Entre os profissionais que estão fazendo a diferença, há três que merecem mais destaque: os empresários Carlos Henrique Cêra (30 anos), diretor da Superlógica, empresa desenvolvedora de softwares para condomínios, Julio Paim Vieira (35), diretor e fundador do portal SíndicoNet, e Dostoiévscki Vieira Silbonne (29), fundador do Pró-Síndico, evento do setor condominial no Brasil.
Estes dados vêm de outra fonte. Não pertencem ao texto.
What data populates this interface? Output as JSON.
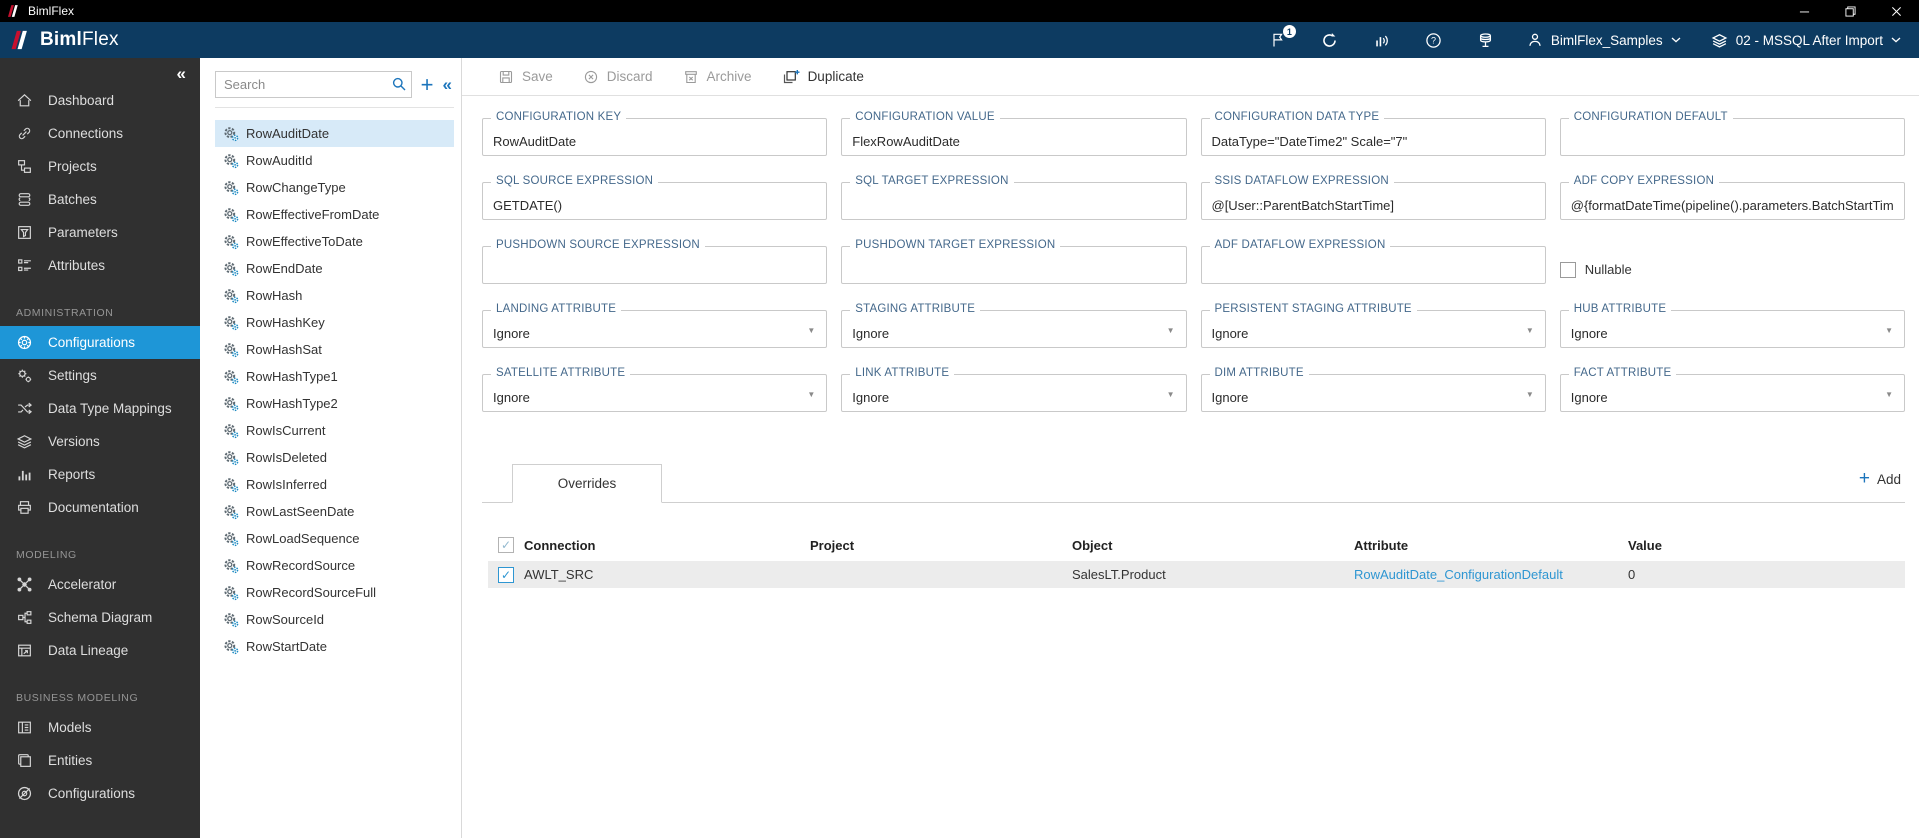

Os três possuem em comum a inovação e a busca por algo diferente, que pudesse revolucionar o setor e preencher todas as lacunas existentes. Conseguiram, cada um com seu produto e à sua maneira. Conheça mais abaixo a história de cada um deles e entenda como eles conseguiram dar uma nova cara para o mercado condominial brasileiro.
Tecnologia especializada
Por volta de 1998, Carlos Henrique Cêra, então com 19 anos, avaliava os caminhos profissionais que gostaria de seguir. Quando o jovem analista de computação, formado na Unicamp, entregou mais um programa feito sob encomenda, pensou: “Eu preciso de um novo produto, um produto que seja meu”. Sua raiz empreendedora, cultivada no buffet infantil que tocava desde os 17 anos, junto com a irmã e o irmão, e hoje seu sócio Luis, alimentava os sonhos de ter sua própria empresa.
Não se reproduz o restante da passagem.